“He hasn’t the nerve!” she added cryptically, and suddenly knew that it was true and she had never known it before.

“But if he should!”

“He won’t!” said Sherrill more surely. “And if he does we’ll all be in it, so you won’t be alone.”

“Oh! Will you be there, too?” Arla said it in a tone of wonder and relief.

“Why, of course,” said Sherrill in the tone of a mother reproving a child. “I’ll be there, perhaps before you are.”

“Oh, why don’t you go with me?”

“That would be a situation, wouldn’t it?” commented Sherrill sarcastically. “Former bride and substitute bride arrive together! For heaven’s sake, don’t weep on that satin—it’s bad luck! And don’t talk about it anymore, or you’ll have me crying, too, and that would be just too bad! Here! Take your bouquet. No, hold it on this arm, and your veil and train over the other, now! All set? I’m turning off this light, and you must go out and walk right down the steps quickly. They are all the caterer’s people out there; they won’t know the difference. You really look a lot like me. For mercy’s sake, don’t look as if you were going to your own funeral. Put on a smile and wear it all the evening. And listen! You tell Mr. McArthur as soon as you get in the car on the way back with him, that if he plays any tricks or doesn’t treat you right, or doesn’t bring you back smiling to your reception, then I’ll tell everybody here the whole truth! I’ll tell it to everybody that knows him! And I mean what I say!”

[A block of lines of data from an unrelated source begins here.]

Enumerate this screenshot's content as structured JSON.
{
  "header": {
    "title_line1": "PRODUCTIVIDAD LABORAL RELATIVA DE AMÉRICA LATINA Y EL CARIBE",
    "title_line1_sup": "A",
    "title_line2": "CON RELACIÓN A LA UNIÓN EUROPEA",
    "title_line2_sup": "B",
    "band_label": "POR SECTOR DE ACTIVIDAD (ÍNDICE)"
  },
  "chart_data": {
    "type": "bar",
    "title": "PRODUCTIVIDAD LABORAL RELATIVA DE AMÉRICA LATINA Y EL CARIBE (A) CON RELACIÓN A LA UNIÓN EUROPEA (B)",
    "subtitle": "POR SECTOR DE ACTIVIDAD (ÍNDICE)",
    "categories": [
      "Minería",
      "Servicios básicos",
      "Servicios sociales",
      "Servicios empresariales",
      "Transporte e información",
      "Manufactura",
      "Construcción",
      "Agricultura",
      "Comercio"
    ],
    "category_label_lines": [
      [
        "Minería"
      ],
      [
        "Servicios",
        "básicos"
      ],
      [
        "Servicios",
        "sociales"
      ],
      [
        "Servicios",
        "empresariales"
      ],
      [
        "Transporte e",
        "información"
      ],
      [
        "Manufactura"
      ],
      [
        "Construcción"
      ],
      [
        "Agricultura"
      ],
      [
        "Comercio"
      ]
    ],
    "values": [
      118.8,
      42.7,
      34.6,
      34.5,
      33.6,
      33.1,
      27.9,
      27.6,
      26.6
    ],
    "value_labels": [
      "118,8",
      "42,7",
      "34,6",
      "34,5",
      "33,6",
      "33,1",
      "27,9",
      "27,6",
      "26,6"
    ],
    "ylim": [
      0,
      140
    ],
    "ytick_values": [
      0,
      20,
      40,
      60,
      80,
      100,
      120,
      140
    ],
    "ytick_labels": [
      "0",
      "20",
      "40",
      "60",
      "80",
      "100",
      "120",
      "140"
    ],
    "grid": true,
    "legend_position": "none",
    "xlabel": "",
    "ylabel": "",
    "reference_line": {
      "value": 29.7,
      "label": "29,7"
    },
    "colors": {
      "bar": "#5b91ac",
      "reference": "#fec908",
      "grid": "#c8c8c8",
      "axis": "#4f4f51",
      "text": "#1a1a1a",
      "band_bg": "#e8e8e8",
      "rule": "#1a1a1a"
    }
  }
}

“Oh!” gasped Arla, with a dubious lifting of the trouble in her eyes, and then, “Oh! Do we have to come back for the reception? Can’t we just disappear?”

“If you disappear, the whole story will come out in the papers tomorrow morning! I’ll see to that!” threatened Sherrill ominously. “I’m not going to be made a fool of. But if you come back and act like sane people and go away in the usual manner, it will just be a good joke that we have put over for reasons of our own, see? Now go, quick! We mustn’t get them all worked up because you are so late!”

Sherrill snapped out the light and threw open the door, stepping back into the shadow herself and watching breathlessly as Arla took the first few hesitating steps. Then as she grew more confident, stepping off down the hall, disappearing down the stairs, Sherrill closed the door and went over to the window that overlooked the front door.

The front steps were a blaze of light, and she could see quite plainly the caterer’s man who was acting as footman, standing by and helping a vision in white into the car. The door slammed shut, and the car drove away with a flourish. Sherrill watched till it swept around the curve and went toward the gateway. Then she snapped on a tiny bed light and gathered in haste a few things, her black velvet evening wrap, her pearl evening bag, a small sheet of notepaper, and her gold pencil. She would have to write a note to Aunt Pat. Her mind was racing on ahead! The keys to her own little car! Where had she put them? Oh yes, in the drawer of her desk. Had she forgotten anything?

The bride’s car had barely turned into the street before Sherrill went with swift quiet steps back through those two rooms again, into the back hall, cautiously out through the window that Arla had left open, onto the fire escape, and down into the side yard.

It was but the work of a moment to unlock her door of the garage. Fortunately the chauffeur was not there. He had taken Aunt Pat, of course, and everybody who would have known her was at the church. With trembling fingers she started her car, backed out the service drive, and whirled away to the church.

She threaded her way between the big cars parked as far as she could see either way from the church. Could she manage to get hidden somewhere before the service really began?

Breathlessly she drove her car into a tiny place on the side street, perilously near to a fire hydrant, and recklessly threw open her door. The police would be too busy out in the main avenue to notice perhaps, and anyway she could explain to them afterward. Even if she did have to pay a fine, she must get into that church.

A hatless young man in a trim blue serge suit was strolling by as she plunged forth from her car, and fortunately, for she caught the heel of her shoe in the billowy taffeta that was much too long for driving a car, and would have gone headlong if he had not caught her.

“I beg your pardon,” he said pleasantly as he set her upon her feet again. “Are you hurt?”

“Oh no!” said Sherrill, smiling agitatedly. “Thank you so much. You saved me from a bad fall. I was just in a terrible hurry,” and she turned frantic eyes toward the looming side of the church across the street. The young man continued to keep a protective arm about her and eye her anxiously.

“You’re sure you’re not hurt?” he asked again.